METHODS: A randomized, double-blind, placebo-controlled crossover design with two 4-week periods of treatment, separated by 2-week washout was used. We assessed brachial artery blood flow during maximal handgrip exercise, 6-minute walk test, maximal oxidative capacity, and life quality; cardiac function was evaluated by magnetic resonance imaging (MRI) at rest and during maximal handgrip exercise. Muscle nNOS and PDE5 were tested with Western blotting in 5 patients.

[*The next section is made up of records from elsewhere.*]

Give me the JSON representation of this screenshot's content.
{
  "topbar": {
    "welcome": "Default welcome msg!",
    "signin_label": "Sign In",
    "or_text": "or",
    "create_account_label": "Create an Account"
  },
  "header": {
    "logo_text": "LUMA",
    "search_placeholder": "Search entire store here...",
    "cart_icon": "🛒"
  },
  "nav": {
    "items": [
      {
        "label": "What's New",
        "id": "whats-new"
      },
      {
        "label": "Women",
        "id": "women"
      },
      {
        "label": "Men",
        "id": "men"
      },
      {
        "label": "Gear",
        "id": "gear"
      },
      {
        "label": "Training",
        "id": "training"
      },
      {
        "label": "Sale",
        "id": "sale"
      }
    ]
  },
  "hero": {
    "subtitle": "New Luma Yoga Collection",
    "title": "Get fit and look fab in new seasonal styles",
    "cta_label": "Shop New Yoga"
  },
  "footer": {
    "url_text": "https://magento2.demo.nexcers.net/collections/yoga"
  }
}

RESULTS: Sixteen patients completed all skeletal muscle evaluations, and 13 completed the cardiac MRI investigations. Sildenafil had no effect on any of the outcome parameters. No serious adverse effects were recorded. PDE5 and nNOS were deficient in 5 of 5 biopsies.
INTERPRETATION: Despite positive evidence from animal models of dystrophinopathy and physiological findings in patients with BMD, this double-blind, placebo-controlled clinical study showed no effect of sildenafil on blood flow, maximal work capacity, and heart function in adults with BMD. This discrepancy may be explained by a significant downregulation of PDE5 in muscle.